Jourdan, Carolin; Petersen, Ann-Kristin; Gieger, Christian; Döring, Angela; Illig, Thomas; Wang-Sattler, Rui; Meisinger, Christa; Peters, Annette; Adamski, Jerzy; Prehn, Cornelia; Suhre, Karsten; Altmaier, Elisabeth; Kastenmüller, Gabi; Römisch-Margl, Werner; Theis, Fabian J.; Krumsiek, Jan; Wichmann, Heinz-Erich; Linseisen, Jakob
Body fat free mass is associated with the serum metabolite profile in a population-based study.
In: PLOS ONE
To characterise the influence of the fat free mass on the metabolite profile in serum samples from participants of the population-based KORA (Cooperative Health Research in the Region of Augsburg) S4 study. Analyses were based on metabolite profile from 965 participants of the S4 and 890 weight-stable subjects of its seven-year follow-up study (KORA F4). 190 different serum metabolites were quantified in a targeted approach including amino acids, acylcarnitines, phosphatidylcholines (PCs), sphingomyelins and hexose.

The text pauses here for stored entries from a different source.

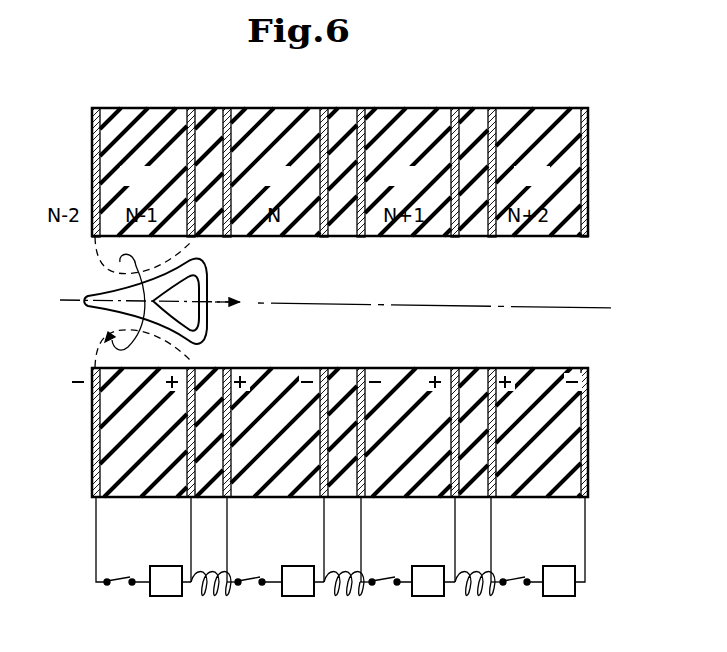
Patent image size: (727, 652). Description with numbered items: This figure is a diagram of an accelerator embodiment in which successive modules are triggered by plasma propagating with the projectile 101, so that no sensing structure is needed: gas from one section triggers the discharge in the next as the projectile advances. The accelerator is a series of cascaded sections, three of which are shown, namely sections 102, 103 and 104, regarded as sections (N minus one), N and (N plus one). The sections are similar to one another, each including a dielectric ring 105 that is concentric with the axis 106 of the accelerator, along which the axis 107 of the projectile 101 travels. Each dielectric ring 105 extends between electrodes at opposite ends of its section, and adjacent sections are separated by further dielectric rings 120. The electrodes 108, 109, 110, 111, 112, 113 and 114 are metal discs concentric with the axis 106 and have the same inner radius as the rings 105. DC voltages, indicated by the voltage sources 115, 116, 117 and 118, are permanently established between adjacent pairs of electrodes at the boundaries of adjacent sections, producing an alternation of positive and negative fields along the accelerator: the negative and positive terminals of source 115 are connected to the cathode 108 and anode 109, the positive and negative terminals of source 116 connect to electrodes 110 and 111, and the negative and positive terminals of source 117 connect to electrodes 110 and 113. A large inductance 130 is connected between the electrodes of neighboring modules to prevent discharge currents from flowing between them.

The projectile 101 is at (133, 306).
The section (N-1) 102 is at (141, 108).
The section N 103 is at (274, 108).
The section (N+1) 104 is at (407, 120).
The dielectric ring 105 is at (350, 172).
The axis of the accelerator 106 is at (593, 307).
The axis of projectile 107 is at (222, 301).
The cathode electrode 108 is at (93, 455).
The anode electrode 109 is at (186, 478).
The electrode 110 is at (229, 478).
The electrode 111 is at (318, 479).
The electrode 112 is at (364, 480).
The electrode 113 is at (450, 480).
The electrode 114 is at (490, 480).
The voltage source 115 is at (175, 596).
The DC source 116 is at (312, 596).
The DC source 117 is at (441, 596).
The voltage source 118 is at (575, 596).
The dielectric ring 120 is at (212, 108).
The inductance 130 is at (205, 595).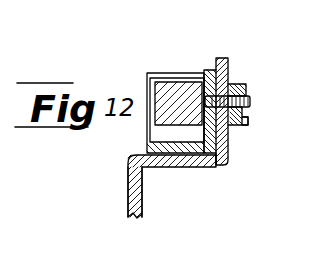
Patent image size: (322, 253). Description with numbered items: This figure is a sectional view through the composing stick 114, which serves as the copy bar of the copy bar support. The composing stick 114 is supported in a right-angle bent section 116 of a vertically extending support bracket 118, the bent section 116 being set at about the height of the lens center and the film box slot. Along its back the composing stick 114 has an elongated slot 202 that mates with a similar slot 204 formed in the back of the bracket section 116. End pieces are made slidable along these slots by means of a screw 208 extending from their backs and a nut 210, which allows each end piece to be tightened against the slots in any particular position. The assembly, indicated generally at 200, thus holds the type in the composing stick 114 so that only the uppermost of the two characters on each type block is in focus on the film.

The housing 200 is at (148, 75).
The elongated slot 202 is at (200, 79).
The composing stick 114 is at (216, 68).
The right-angle bent section 116 is at (218, 168).
The support bracket 118 is at (142, 199).
The slot 204 is at (233, 88).
The screw 208 is at (253, 101).
The nut 210 is at (248, 124).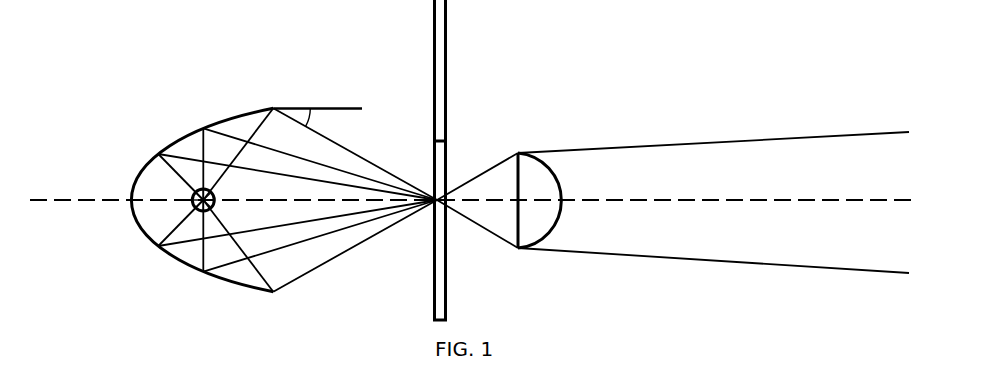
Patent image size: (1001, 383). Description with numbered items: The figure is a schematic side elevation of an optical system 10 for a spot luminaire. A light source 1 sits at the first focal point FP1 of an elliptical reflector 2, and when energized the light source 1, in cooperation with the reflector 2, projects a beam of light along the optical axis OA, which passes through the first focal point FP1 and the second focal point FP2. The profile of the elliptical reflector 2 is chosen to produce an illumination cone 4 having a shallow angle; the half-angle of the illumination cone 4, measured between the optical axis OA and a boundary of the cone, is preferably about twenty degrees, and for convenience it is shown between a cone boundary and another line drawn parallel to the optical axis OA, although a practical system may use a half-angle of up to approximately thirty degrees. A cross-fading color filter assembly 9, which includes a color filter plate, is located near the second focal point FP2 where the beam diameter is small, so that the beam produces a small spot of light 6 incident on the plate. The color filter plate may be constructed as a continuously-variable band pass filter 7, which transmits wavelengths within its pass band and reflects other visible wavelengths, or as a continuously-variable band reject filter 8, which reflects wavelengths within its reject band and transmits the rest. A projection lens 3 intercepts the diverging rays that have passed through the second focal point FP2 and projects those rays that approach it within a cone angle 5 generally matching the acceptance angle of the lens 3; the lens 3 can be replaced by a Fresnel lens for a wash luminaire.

The light source 1 is at (192, 200).
The elliptical reflector 2 is at (163, 147).
The projection lens 3 is at (551, 161).
The illumination cone 4 is at (398, 173).
The cone angle 5 is at (497, 238).
The small spot of light 6 is at (430, 207).
The continuously-variable band pass (CVBP) filter 7 is at (447, 43).
The continuously-variable band reject (CVBR) filter 8 is at (447, 300).
The cross-fading color filter assembly 9 is at (397, 49).
The optical system 10 is at (237, 59).
The first focal point FP1 is at (190, 205).
The second focal point FP2 is at (452, 187).
The optical axis OA is at (53, 198).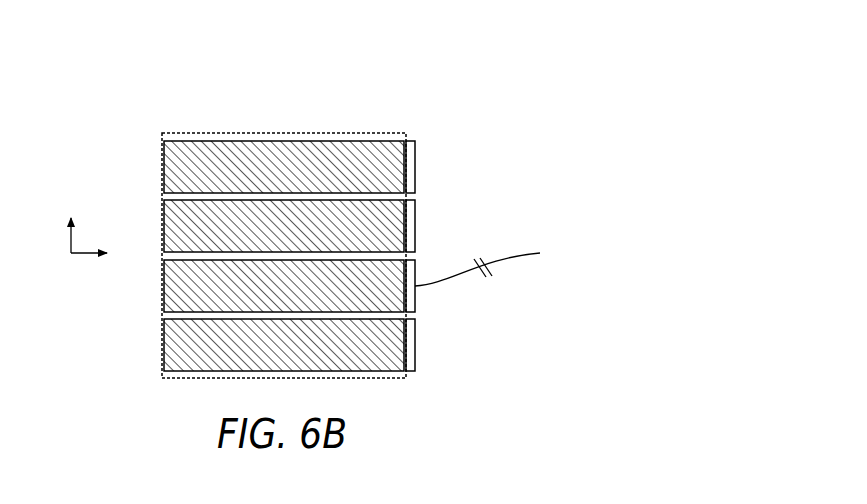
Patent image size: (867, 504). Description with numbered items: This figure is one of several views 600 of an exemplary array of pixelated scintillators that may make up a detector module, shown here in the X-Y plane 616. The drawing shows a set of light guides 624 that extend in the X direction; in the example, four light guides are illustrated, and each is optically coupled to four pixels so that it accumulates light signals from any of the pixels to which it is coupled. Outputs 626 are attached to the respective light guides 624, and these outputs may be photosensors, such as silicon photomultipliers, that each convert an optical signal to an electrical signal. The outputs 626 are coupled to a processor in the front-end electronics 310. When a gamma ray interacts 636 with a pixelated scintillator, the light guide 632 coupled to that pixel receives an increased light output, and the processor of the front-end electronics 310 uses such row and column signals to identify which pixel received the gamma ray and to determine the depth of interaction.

The views of an exemplary array of pixelated scintillators 600 is at (415, 52).
The light guides 624 is at (316, 239).
The outputs 626 is at (415, 218).
The light guide 632 is at (397, 352).
The gamma ray interaction 636 is at (375, 348).
The X-Y plane 616 is at (83, 255).
The front-end electronics 310 is at (572, 259).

Associations between metabolite concentrations and the fat free mass index (FFMI) were analysed using adjusted linear regression models. To draw conclusions on enzymatic reactions, intra-metabolite class ratios were explored. Pairwise relationships among metabolites were investigated and illustrated by means of Gaussian graphical models (GGMs). We found 339 significant associations between FFMI and various metabolites in KORA S4. Among the most prominent associations (p-values 4.75 × 10(-16)-8.95 × 10(-06)) with higher FFMI were increasing concentrations of the branched chained amino acids (BCAAs), ratios of BCAAs to glucogenic amino acids, and carnitine concentrations. For various PCs, a decrease in chain length or in saturation of the fatty acid moieties could be observed with increasing FFMI, as well as an overall shift from acyl-alkyl PCs to diacyl PCs. These findings were reproduced in KORA F4. The established GGMs supported the regression results and provided a comprehensive picture of the relationships between metabolites. In a sub-analysis, most of the discovered associations did not exist in obese subjects in contrast to non-obese subjects, possibly indicating derangements in skeletal muscle metabolism. A set of serum metabolites strongly associated with FFMI was identified and a network explaining the relationships among metabolites was established. These results offer a novel and more complete picture of the FFMI effects on serum metabolites in a data-driven network.